Johnny Speight gets a chapter to excuse his comedic Alf Garnett as the use of irony without reference to his juvenile use of language as a representation of working class means of communication. Forty years later the words have changed but the immaturity remains as an integral part of British comedy although even current practitioners such as Frank Skinner appear to have had enough.

Perhaps the most unexpected success arising from ALS was that of Beryl Vertue. Hired as a secretary she worked as an agent, despite trying to price herself out of the job she really didn't want by asking for £10 a week in 1955. Vertue eventually hit on the idea of selling show formats abroad, making inroads into America with versions of Till Death Do Us Part and Steptoe and Son. In 1968 she and several others effected a merger with the Robert Stigwood Organisation. Milligan and Sykes felt betrayed and stayed in the original office. Vertue eventually started her own company, Hartswood Films, whose output is regularly seen on television. Just as ALS was originally a family, Vertue has made Hartswood a family with both her daughters involved in the company.

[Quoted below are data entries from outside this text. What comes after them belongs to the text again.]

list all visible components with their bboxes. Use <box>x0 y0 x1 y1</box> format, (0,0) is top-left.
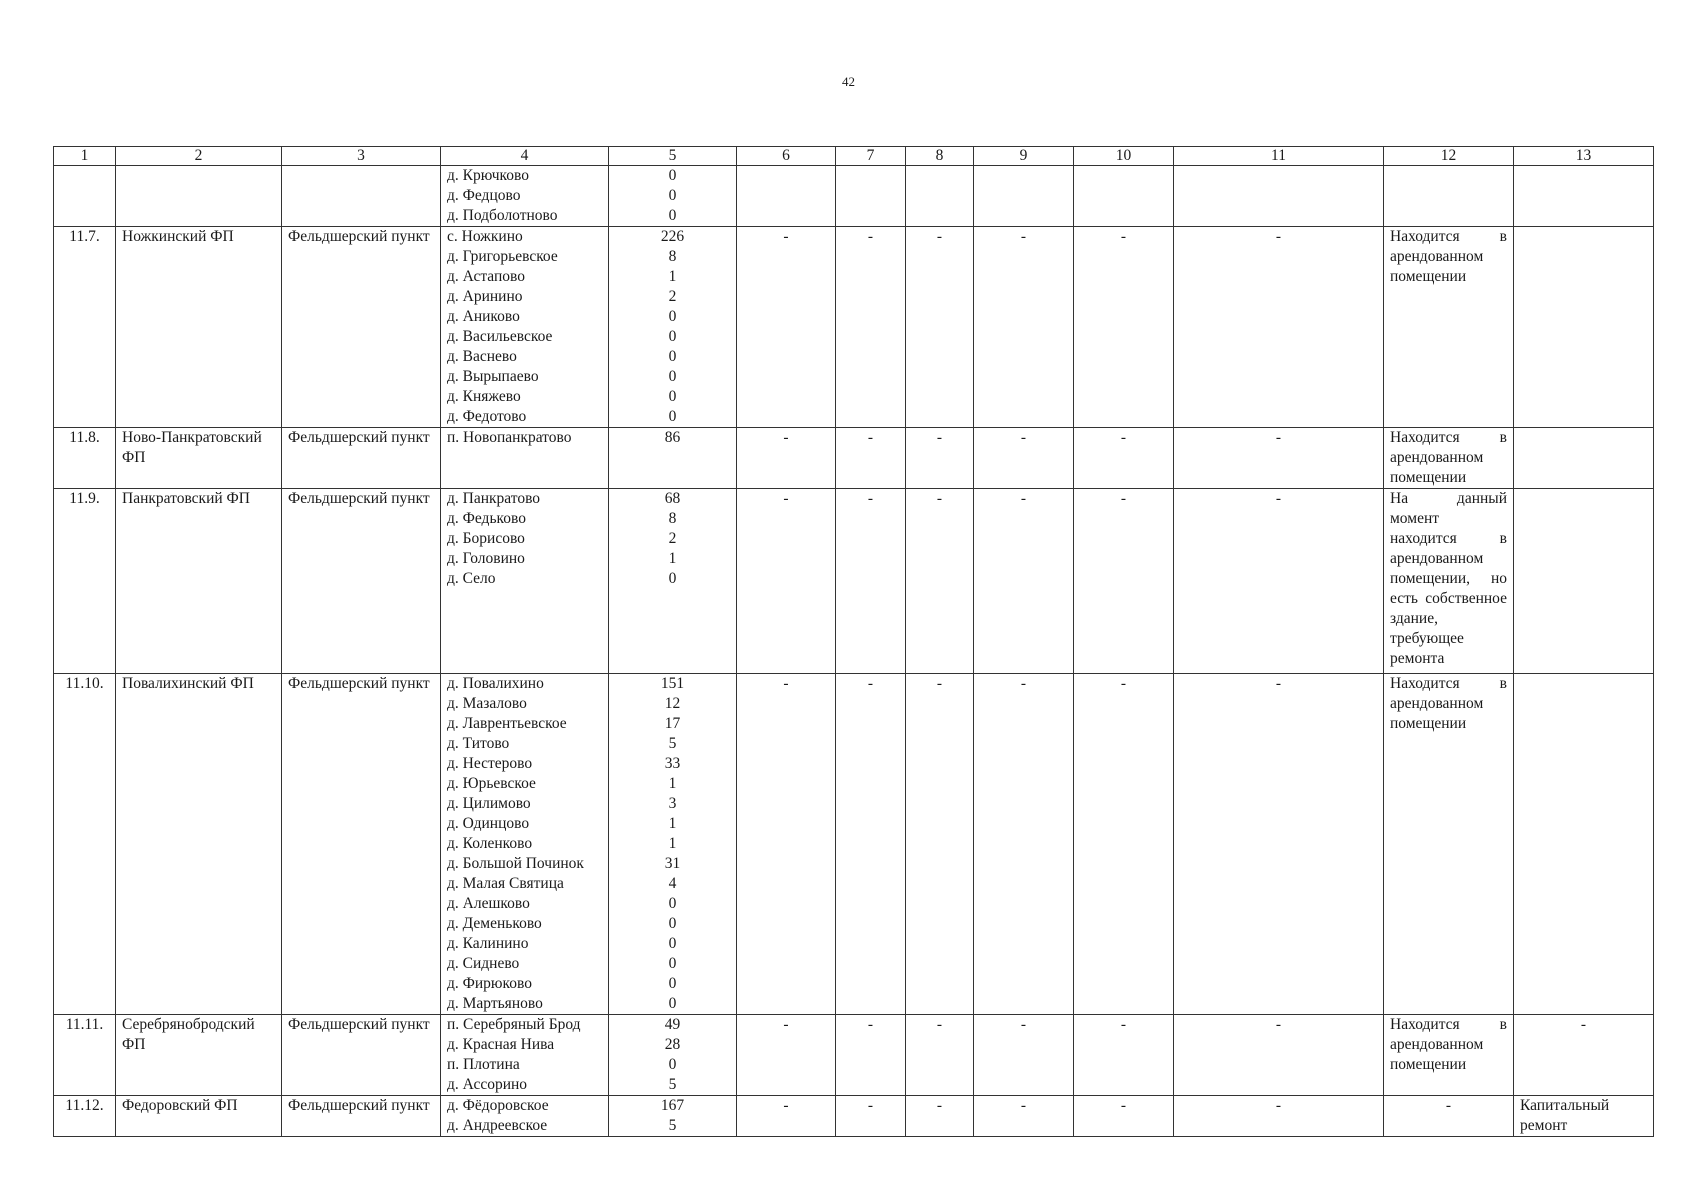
value-c8: - <box>906 489 974 674</box>
value-c7: - <box>836 674 906 1015</box>
facility-type: Фельдшерский пункт <box>282 227 441 428</box>
settlement-name: д. Головино <box>447 550 525 567</box>
settlements-cell <box>441 674 609 1015</box>
population-count: 0 <box>668 915 677 932</box>
settlement-name: д. Андреевское <box>447 1117 548 1134</box>
column-header-4: 4 <box>441 147 609 166</box>
settlement-name: д. Астапово <box>447 268 525 285</box>
population-count: 0 <box>668 955 677 972</box>
column-header-3: 3 <box>282 147 441 166</box>
population-count: 4 <box>668 875 677 892</box>
value-c7: - <box>836 489 906 674</box>
population-count: 17 <box>664 715 681 732</box>
population-count: 0 <box>668 388 677 405</box>
value-c8: - <box>906 674 974 1015</box>
value-c8: - <box>906 428 974 489</box>
settlement-name: д. Цилимово <box>447 795 531 812</box>
table-row <box>54 1015 1654 1096</box>
population-count: 68 <box>664 490 681 507</box>
settlement-name: д. Панкратово <box>447 490 541 507</box>
facility-type: Фельдшерский пункт <box>282 428 441 489</box>
settlement-name: д. Юрьевское <box>447 775 536 792</box>
value-c11 <box>1174 166 1384 227</box>
settlement-name: д. Мазалово <box>447 695 527 712</box>
value-c8: - <box>906 227 974 428</box>
value-c6: - <box>737 1096 836 1137</box>
value-c9: - <box>974 1015 1074 1096</box>
population-count: 0 <box>668 328 677 345</box>
value-c11: - <box>1174 1015 1384 1096</box>
value-c10: - <box>1074 1096 1174 1137</box>
settlement-name: д. Малая Святица <box>447 875 564 892</box>
settlement-name: д. Одинцово <box>447 815 530 832</box>
population-count: 33 <box>664 755 681 772</box>
settlement-name: д. Алешково <box>447 895 530 912</box>
facility-name: Повалихинский ФП <box>116 674 282 1015</box>
value-c9 <box>974 166 1074 227</box>
value-c6: - <box>737 489 836 674</box>
population-count: 0 <box>668 895 677 912</box>
population-count: 2 <box>668 288 677 305</box>
settlement-name: д. Титово <box>447 735 510 752</box>
population-cell <box>609 1096 737 1137</box>
population-count: 0 <box>668 1056 677 1073</box>
population-count: 0 <box>668 368 677 385</box>
settlement-name: д. Большой Починок <box>447 855 584 872</box>
extra-note-cell <box>1514 489 1654 674</box>
value-c7: - <box>836 428 906 489</box>
facility-name: Панкратовский ФП <box>116 489 282 674</box>
population-count: 1 <box>668 775 677 792</box>
facility-type: Фельдшерский пункт <box>282 1096 441 1137</box>
row-number: 11.7. <box>54 227 116 428</box>
extra-note-cell <box>1514 428 1654 489</box>
value-c7: - <box>836 1015 906 1096</box>
table-row <box>54 166 1654 227</box>
value-c9: - <box>974 489 1074 674</box>
value-c10: - <box>1074 227 1174 428</box>
value-c11: - <box>1174 1096 1384 1137</box>
population-count: 1 <box>668 550 677 567</box>
population-count: 8 <box>668 510 677 527</box>
population-count: 49 <box>664 1016 681 1033</box>
value-c6 <box>737 166 836 227</box>
population-count: 0 <box>668 207 677 224</box>
page-number: 42 <box>842 74 855 89</box>
population-count: 31 <box>664 855 681 872</box>
note-cell: На данный момент находится в арендованном помещении, но есть собственное здание, требующее ремонта <box>1384 489 1514 674</box>
population-count: 12 <box>664 695 681 712</box>
value-c8: - <box>906 1015 974 1096</box>
extra-note-cell <box>1514 674 1654 1015</box>
settlement-name: д. Калинино <box>447 935 529 952</box>
table-row <box>54 428 1654 489</box>
column-header-1: 1 <box>54 147 116 166</box>
note-cell: - <box>1384 1096 1514 1137</box>
value-c11: - <box>1174 489 1384 674</box>
extra-note-cell: Капитальный ремонт <box>1514 1096 1654 1137</box>
settlement-name: д. Васнево <box>447 348 517 365</box>
facility-type: Фельдшерский пункт <box>282 489 441 674</box>
population-count: 0 <box>668 935 677 952</box>
settlement-name: д. Крючково <box>447 167 529 184</box>
settlement-name: д. Аринино <box>447 288 523 305</box>
population-cell <box>609 166 737 227</box>
value-c9: - <box>974 1096 1074 1137</box>
population-count: 0 <box>668 348 677 365</box>
population-cell <box>609 489 737 674</box>
population-count: 3 <box>668 795 677 812</box>
value-c10: - <box>1074 1015 1174 1096</box>
table-body <box>54 166 1654 1137</box>
facilities-table <box>53 146 1654 1137</box>
population-cell <box>609 1015 737 1096</box>
value-c11: - <box>1174 674 1384 1015</box>
population-count: 0 <box>668 570 677 587</box>
population-count: 151 <box>660 675 685 692</box>
column-header-12: 12 <box>1384 147 1514 166</box>
table-row <box>54 1096 1654 1137</box>
population-count: 1 <box>668 268 677 285</box>
row-number: 11.8. <box>54 428 116 489</box>
row-number: 11.12. <box>54 1096 116 1137</box>
population-count: 226 <box>660 228 685 245</box>
value-c11: - <box>1174 428 1384 489</box>
table-header <box>54 147 1654 166</box>
column-header-9: 9 <box>974 147 1074 166</box>
value-c11: - <box>1174 227 1384 428</box>
facility-name: Федоровский ФП <box>116 1096 282 1137</box>
value-c9: - <box>974 227 1074 428</box>
row-number: 11.10. <box>54 674 116 1015</box>
column-header-5: 5 <box>609 147 737 166</box>
settlement-name: д. Повалихино <box>447 675 544 692</box>
settlement-name: д. Село <box>447 570 496 587</box>
value-c6: - <box>737 428 836 489</box>
settlement-name: д. Ассорино <box>447 1076 528 1093</box>
facility-type <box>282 166 441 227</box>
column-header-8: 8 <box>906 147 974 166</box>
population-count: 0 <box>668 167 677 184</box>
table-row <box>54 674 1654 1015</box>
value-c8: - <box>906 1096 974 1137</box>
column-header-13: 13 <box>1514 147 1654 166</box>
population-count: 5 <box>668 1076 677 1093</box>
population-cell <box>609 428 737 489</box>
settlement-name: п. Серебряный Брод <box>447 1016 581 1033</box>
population-count: 8 <box>668 248 677 265</box>
table-row <box>54 489 1654 674</box>
row-number: 11.11. <box>54 1015 116 1096</box>
settlement-name: д. Сиднево <box>447 955 520 972</box>
row-number: 11.9. <box>54 489 116 674</box>
settlement-name: д. Федцово <box>447 187 521 204</box>
population-count: 0 <box>668 187 677 204</box>
population-count: 0 <box>668 308 677 325</box>
row-number <box>54 166 116 227</box>
settlement-name: д. Мартьяново <box>447 995 543 1012</box>
settlement-name: д. Коленково <box>447 835 533 852</box>
settlement-name: п. Новопанкратово <box>447 429 572 446</box>
population-count: 5 <box>668 735 677 752</box>
population-cell <box>609 227 737 428</box>
note-cell: Находится в арендованном помещении <box>1384 428 1514 489</box>
settlements-cell <box>441 1096 609 1137</box>
settlement-name: с. Ножкино <box>447 228 523 245</box>
extra-note-cell <box>1514 227 1654 428</box>
settlement-name: п. Плотина <box>447 1056 520 1073</box>
settlement-name: д. Деменьково <box>447 915 542 932</box>
value-c7: - <box>836 1096 906 1137</box>
value-c10: - <box>1074 674 1174 1015</box>
value-c9: - <box>974 428 1074 489</box>
population-count: 28 <box>664 1036 681 1053</box>
settlements-cell <box>441 227 609 428</box>
note-cell: Находится в арендованном помещении <box>1384 227 1514 428</box>
settlements-cell <box>441 428 609 489</box>
settlements-cell <box>441 489 609 674</box>
facility-name: Ново-Панкратовский ФП <box>116 428 282 489</box>
table-row <box>54 227 1654 428</box>
settlements-cell <box>441 166 609 227</box>
settlement-name: д. Лаврентьевское <box>447 715 567 732</box>
column-header-6: 6 <box>737 147 836 166</box>
settlement-name: д. Красная Нива <box>447 1036 555 1053</box>
settlement-name: д. Васильевское <box>447 328 553 345</box>
extra-note-cell: - <box>1514 1015 1654 1096</box>
settlement-name: д. Аниково <box>447 308 520 325</box>
note-cell: Находится в арендованном помещении <box>1384 674 1514 1015</box>
value-c10: - <box>1074 428 1174 489</box>
facility-name <box>116 166 282 227</box>
settlement-name: д. Григорьевское <box>447 248 558 265</box>
population-count: 86 <box>664 429 681 446</box>
population-count: 1 <box>668 835 677 852</box>
population-count: 5 <box>668 1117 677 1134</box>
population-count: 0 <box>668 975 677 992</box>
value-c7: - <box>836 227 906 428</box>
value-c9: - <box>974 674 1074 1015</box>
settlement-name: д. Вырыпаево <box>447 368 539 385</box>
extra-note-cell <box>1514 166 1654 227</box>
facility-name: Ножкинский ФП <box>116 227 282 428</box>
facility-type: Фельдшерский пункт <box>282 1015 441 1096</box>
value-c6: - <box>737 674 836 1015</box>
value-c10 <box>1074 166 1174 227</box>
population-count: 1 <box>668 815 677 832</box>
column-header-10: 10 <box>1074 147 1174 166</box>
settlements-cell <box>441 1015 609 1096</box>
settlement-name: д. Нестерово <box>447 755 533 772</box>
value-c6: - <box>737 1015 836 1096</box>
settlement-name: д. Борисово <box>447 530 525 547</box>
value-c10: - <box>1074 489 1174 674</box>
settlement-name: д. Фёдоровское <box>447 1097 549 1114</box>
facility-type: Фельдшерский пункт <box>282 674 441 1015</box>
value-c8 <box>906 166 974 227</box>
column-header-11: 11 <box>1174 147 1384 166</box>
column-header-2: 2 <box>116 147 282 166</box>
column-header-7: 7 <box>836 147 906 166</box>
note-cell: Находится в арендованном помещении <box>1384 1015 1514 1096</box>
population-count: 2 <box>668 530 677 547</box>
settlement-name: д. Федьково <box>447 510 526 527</box>
population-cell <box>609 674 737 1015</box>
value-c7 <box>836 166 906 227</box>
note-cell <box>1384 166 1514 227</box>
settlement-name: д. Княжево <box>447 388 521 405</box>
settlement-name: д. Фирюково <box>447 975 532 992</box>
population-count: 167 <box>660 1097 685 1114</box>
population-count: 0 <box>668 408 677 425</box>
facility-name: Серебрянобродский ФП <box>116 1015 282 1096</box>
value-c6: - <box>737 227 836 428</box>
settlement-name: д. Федотово <box>447 408 527 425</box>
settlement-name: д. Подболотново <box>447 207 558 224</box>
population-count: 0 <box>668 995 677 1012</box>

There's so much fun and laughter, as well as pathos and tragedy, revealed in this book that the panel of Question Time must have spent too much time doing other things instead of relaxing and indulging in a little escapism from time to time during their youth. While many of the fun makers have gone, their legacy lives on, especially that of Spike Milligan whom Eddie Izzard regards as the godfather of alternative comedy. His black humour never deserted him. Told of Harry Seacombe's death he said he was glad because he didn't want him to sing at his funeral. A recording of Seacombe singing was played at Milligan's memorial service while his gravestone bears the legend in Irish, "I told you I was ill". Says it all really.